Moral of the story? Stick to low-fee index funds or ETFs.
2. What Does Money Mean To You?
Some of us need it more for certainty and comfort. Probably a couple of millions should get most people security and comfort.
But what if you tie money to growth or even significance?
Tony gave the example of Adolfe Merckle, a billionaire who committed suicide during the height of the Global Financial Recession almost a decade ago.
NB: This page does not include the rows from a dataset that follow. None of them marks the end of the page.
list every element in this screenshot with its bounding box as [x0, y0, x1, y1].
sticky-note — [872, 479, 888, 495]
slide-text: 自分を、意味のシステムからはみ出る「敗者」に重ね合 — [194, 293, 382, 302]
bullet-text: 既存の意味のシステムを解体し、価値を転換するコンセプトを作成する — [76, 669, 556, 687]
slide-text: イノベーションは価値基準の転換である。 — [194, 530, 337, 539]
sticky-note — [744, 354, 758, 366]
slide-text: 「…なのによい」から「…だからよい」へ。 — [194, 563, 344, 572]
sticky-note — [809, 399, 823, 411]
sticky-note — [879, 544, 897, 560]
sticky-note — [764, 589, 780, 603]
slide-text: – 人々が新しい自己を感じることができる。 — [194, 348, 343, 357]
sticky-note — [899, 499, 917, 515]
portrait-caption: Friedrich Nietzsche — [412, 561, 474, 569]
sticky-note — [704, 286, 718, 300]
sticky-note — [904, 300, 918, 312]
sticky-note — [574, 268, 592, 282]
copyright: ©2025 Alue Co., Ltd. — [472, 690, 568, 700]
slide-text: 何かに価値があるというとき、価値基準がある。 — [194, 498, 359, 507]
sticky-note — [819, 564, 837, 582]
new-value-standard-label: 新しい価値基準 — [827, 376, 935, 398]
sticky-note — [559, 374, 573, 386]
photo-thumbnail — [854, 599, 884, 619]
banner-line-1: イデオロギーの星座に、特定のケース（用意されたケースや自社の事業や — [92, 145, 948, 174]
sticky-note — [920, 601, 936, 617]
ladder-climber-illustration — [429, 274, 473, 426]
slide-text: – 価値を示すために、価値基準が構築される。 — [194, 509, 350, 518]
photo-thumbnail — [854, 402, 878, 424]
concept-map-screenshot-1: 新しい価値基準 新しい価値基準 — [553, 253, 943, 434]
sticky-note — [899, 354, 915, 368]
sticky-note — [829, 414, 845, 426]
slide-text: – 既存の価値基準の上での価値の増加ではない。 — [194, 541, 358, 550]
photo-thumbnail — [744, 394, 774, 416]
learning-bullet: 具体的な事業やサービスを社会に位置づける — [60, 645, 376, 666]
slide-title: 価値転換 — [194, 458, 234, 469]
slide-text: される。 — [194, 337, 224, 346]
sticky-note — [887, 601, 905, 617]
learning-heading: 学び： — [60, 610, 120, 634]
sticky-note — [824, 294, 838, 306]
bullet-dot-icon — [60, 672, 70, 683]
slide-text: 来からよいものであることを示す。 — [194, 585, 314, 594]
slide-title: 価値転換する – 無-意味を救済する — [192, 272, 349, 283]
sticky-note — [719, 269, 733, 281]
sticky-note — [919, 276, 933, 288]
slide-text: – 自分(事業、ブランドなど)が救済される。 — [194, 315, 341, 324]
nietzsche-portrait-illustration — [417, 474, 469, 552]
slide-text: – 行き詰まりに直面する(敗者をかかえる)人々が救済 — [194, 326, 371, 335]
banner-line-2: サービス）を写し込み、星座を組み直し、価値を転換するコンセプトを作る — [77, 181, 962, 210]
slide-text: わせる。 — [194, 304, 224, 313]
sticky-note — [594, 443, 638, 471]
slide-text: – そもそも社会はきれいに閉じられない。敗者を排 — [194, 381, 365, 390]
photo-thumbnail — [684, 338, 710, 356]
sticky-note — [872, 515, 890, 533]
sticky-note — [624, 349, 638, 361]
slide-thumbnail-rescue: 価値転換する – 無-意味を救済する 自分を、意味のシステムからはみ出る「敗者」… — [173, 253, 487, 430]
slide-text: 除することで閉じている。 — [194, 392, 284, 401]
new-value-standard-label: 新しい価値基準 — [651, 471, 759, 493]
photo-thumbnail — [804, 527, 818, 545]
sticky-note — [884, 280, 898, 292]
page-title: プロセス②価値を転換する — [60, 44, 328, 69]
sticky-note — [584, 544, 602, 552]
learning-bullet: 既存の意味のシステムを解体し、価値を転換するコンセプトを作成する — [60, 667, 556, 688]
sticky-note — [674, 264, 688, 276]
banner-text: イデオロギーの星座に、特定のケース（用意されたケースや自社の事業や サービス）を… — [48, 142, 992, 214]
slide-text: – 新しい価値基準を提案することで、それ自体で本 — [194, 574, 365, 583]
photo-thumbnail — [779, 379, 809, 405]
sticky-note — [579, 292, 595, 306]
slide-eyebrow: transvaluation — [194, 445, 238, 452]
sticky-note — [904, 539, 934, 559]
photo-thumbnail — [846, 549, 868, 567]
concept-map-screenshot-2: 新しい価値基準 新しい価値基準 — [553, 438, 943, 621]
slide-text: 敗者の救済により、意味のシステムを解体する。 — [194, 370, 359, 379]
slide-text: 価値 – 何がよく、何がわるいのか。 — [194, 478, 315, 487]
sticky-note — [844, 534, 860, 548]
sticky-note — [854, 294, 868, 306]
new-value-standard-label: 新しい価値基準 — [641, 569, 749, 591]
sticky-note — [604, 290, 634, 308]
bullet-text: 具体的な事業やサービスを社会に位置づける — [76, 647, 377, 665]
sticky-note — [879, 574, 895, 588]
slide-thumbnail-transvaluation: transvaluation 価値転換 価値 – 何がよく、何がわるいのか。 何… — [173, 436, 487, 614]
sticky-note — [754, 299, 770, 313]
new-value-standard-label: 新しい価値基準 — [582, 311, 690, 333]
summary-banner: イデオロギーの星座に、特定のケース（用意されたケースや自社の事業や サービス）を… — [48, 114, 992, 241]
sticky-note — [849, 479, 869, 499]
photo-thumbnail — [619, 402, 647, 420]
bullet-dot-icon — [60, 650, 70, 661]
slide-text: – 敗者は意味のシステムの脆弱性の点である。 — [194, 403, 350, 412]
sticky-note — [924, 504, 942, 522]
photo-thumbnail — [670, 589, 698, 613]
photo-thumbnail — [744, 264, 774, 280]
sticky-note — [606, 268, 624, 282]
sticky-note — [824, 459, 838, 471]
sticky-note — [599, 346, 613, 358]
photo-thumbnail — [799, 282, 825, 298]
This was a guy who probably attached his own identity to his wealth and the loss a few billions was too painful to bear even when he still had 9 billion left.
So yes, do find out your main purpose of accumulating money.
3. Earn More, Save More
Many critics of Tony Robbins often point out that many of his writing or theories are often drenched in motivational big wins, stuff that are beyond most of the average people.
But in his book, he mentioned about bread-and-butter stuff about how you can reduce so much of your interest payments by pre-paying your monthly mortgage. This is a step I know many other local financial bloggers are doing to reduce their home loan payments from 30 years to 15 years.
And when he says earn more, it’s a manageable $500 a month. By monetizing a hobby or adding more value to your skills, that $500 might be more achievable than you think.
4. Make Saving Less Painful
You need to start somewhere. And committing to save a portion of your salary is a must. You could even start off with a meagre 5% of the paycheck.
It might not make a big difference at the start if you’re earning $3,000 a month since 5% is just $150 a month and over a year, that adds up to less than $2,000. But what if you commit to save 30% of your increment?
You will still get to enjoy the bulk of your increment. And in 5 to 10 years’ time when you’re earning a salary of $6,000, you would be saving close to 20% of your salary and socking away more than $1,000 a month!
This is essentially Bernartzi and Thaler’s Save More Tomorrow plan that helps most people to get past their bias of valuing the present more than the future and failing to save.
5. The All Seasons Strategy
This is what Tony distilled from Ray Dalio, one of the best investors in the world and whom our local bigwigs like GIC and Temasek Holdings often turn to for advice.
The All Seasons Strategy promises low volatility, low down-side risks, and decent upsides. A back-test over the last 30 years showed that there were only 4 down years with an average loss of just 2% and the worst down year was just around 5%.
And yes, a decent overall annualised return of just under 10%!
Some of the components that make up the All Seasons Strategy might be hard to replicate in Singapore. And a great alternative is the Singapore Permanent Portfolio. I truly believe that with rebalancing, it should deliver a long-run real return of 5%.
6. Annuities Can Be Great! (Sequence of Return Risk)
Our generation could well be living beyond our 90s. And yes, we need the wealth to last us till then.
But did you know that if you retire at 65 and assuming you live till 95, the sequence of return could well determine if your money could last you for 30 years of drawdown?
If there’s a bad recession during your early years of retirement, you could jolly well have to come back to the workforce by your mid 80s, as the drawdowns could mean that your portfolio might not have the capital to bounce back up during the latter recovery.
And that’s where an annuity comes in. So yes, maximize your CPF accounts before you turn 65 so that you can have a greater peace of mind during your retirement. It is the annuity with the highest return in our country. A guaranteed payout of $1,500 a month is certainly not to be sniffed at.
7. How The Best Invest Their Money
Find out how the best such as Carl Icahn, David Swensen and John Bogle invest their money and their advice to common folks like us in the book.
I definitely enjoyed this section!
I will be honest. There’s a perfectly good chance I would be buying this book to keep in my own personal library. It’s definitely in the list of 10 or even 5 books I would recommend to someone just starting out and who wants proficiency in managing his personal finances.